Thinking of what could have been done or should have been done just makes things worse.

iVillage Member
Registered: 04-08-2009
Thu, 04-23-2009 - 7:51pm
That's so true. Steve (my T)and I are working on living in the present, relaxation techniques, healthy self soothing (vs binge eating and he doesn't know this part but self-medicating) and appropriate boundaries. Apparently I am a very co-dependent person. I had no idea but when he told me that I had to stop trying to protect everyone and mothering everyone, he hit the nail on the head.

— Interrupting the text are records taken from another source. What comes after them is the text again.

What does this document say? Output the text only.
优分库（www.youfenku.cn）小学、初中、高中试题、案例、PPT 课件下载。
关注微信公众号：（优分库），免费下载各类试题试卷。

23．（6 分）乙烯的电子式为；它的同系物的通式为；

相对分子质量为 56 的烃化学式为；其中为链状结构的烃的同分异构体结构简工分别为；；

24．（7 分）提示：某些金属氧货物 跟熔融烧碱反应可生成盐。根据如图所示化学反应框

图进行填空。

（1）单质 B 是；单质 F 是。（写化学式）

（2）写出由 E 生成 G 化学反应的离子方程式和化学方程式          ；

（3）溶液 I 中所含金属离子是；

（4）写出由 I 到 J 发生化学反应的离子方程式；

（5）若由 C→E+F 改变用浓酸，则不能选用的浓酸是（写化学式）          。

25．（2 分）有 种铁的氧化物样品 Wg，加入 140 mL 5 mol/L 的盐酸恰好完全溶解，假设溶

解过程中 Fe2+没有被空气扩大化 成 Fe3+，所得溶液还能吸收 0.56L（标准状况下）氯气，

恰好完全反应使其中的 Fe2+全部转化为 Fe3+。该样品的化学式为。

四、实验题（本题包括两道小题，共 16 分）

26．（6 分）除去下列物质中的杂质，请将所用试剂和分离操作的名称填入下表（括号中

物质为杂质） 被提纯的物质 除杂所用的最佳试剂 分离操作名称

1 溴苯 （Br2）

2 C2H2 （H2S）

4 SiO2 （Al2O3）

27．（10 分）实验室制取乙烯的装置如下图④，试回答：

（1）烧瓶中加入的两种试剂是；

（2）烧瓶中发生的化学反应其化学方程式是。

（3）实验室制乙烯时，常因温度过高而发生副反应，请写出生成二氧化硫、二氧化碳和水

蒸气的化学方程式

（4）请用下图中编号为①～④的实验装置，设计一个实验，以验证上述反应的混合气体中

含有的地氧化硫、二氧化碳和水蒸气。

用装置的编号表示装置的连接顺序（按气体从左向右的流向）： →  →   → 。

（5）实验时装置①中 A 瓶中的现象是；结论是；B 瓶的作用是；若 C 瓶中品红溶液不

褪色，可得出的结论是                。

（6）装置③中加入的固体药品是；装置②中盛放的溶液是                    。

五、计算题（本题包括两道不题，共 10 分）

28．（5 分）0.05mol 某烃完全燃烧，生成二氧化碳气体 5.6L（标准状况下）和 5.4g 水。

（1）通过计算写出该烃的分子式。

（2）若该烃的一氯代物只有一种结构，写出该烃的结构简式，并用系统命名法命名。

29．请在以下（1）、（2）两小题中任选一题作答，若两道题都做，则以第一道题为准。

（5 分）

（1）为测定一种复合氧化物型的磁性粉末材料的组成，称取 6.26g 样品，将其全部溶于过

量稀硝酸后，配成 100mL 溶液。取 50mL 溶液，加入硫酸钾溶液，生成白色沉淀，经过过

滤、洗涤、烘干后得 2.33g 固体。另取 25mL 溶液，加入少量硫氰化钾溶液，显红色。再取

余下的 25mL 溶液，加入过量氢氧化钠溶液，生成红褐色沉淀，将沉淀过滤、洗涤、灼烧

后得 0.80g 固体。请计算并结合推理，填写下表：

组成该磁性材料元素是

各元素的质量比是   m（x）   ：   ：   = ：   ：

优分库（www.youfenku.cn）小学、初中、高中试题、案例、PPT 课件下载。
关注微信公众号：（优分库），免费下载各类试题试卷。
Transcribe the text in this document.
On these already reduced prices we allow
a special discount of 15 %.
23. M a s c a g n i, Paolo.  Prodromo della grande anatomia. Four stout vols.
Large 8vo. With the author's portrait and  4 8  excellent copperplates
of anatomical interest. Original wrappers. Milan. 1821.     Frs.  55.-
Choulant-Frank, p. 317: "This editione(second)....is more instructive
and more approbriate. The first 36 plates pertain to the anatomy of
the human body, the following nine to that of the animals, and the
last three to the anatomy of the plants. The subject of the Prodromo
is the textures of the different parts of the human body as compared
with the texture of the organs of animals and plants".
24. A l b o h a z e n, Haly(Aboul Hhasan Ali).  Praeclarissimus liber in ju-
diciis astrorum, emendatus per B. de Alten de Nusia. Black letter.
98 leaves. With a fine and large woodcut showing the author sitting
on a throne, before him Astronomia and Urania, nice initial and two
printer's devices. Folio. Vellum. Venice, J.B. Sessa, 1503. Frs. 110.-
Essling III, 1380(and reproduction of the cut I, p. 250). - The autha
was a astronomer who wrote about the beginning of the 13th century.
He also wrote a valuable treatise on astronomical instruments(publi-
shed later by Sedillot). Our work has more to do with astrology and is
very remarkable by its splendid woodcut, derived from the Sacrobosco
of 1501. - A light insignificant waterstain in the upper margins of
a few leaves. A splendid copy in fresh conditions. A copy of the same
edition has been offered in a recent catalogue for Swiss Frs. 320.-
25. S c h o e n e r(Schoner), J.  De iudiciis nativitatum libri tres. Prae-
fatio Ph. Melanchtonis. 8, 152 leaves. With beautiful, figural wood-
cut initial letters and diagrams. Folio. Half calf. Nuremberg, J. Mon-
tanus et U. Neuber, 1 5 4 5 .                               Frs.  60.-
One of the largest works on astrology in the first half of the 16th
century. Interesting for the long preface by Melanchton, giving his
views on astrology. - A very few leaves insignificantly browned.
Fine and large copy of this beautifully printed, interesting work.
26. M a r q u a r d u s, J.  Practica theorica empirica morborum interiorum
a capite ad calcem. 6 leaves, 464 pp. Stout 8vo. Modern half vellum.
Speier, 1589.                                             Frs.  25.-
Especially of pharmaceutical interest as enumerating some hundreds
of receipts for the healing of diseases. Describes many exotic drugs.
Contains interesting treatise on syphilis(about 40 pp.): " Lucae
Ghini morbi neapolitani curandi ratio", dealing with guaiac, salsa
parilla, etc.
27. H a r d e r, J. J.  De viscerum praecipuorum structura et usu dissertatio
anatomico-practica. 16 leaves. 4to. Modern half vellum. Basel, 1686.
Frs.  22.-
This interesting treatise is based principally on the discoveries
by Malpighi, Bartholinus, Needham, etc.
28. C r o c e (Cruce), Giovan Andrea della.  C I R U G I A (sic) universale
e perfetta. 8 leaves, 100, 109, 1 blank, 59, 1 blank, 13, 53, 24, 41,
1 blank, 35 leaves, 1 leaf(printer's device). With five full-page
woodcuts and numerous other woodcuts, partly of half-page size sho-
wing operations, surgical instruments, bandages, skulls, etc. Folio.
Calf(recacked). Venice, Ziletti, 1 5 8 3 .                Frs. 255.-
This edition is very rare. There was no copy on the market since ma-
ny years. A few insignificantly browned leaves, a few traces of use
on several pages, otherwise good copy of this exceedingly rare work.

I'm also trying to learn that when I "talk to myself" I need to be positive. He was surprised that I was trying to rationalize the behavior of my abusers from the times when I was older. Even as a T, he was surprised at the level of shame and embarraddment I felt when I told him. I had txted him that some memories came back, and I was hoping he wouldn't remember that. When he asked me I saidn "I don't thin I want to talk about that today." Obviously the wrong thing to say to your T. When he started asking why I didn't wanna tlk about it and why I xouldnt look at him, I just gave up and told him.even so, he got the "kwik and dirty" version, not the version here. Posting here was kind of a dry run for me. Even with anonymity and the safety the board gives me, I had such a bad panic attack, I felt like I was being stabbed and couldn't breathe. Truly it was immensely difficult. I want him to know the detials, but I don't think I'm rdy. I did give him details of the date rape bcause I rlly don't have many. I only failed to mention that the guy violated me in every way possible. He didn't force me orally, but I wasn't able to even if he had tried. Ty for listening. I'm really trying to get the feeling that I was responsible out of my head. Its easier to know I wasn't responsible as a child. Its also hard not to believe I did SOMETHING to encourage this bcause I was abused so many times! I really needed to know if it was common for sa survivors to have had multiple attackers. He did tell me that its common.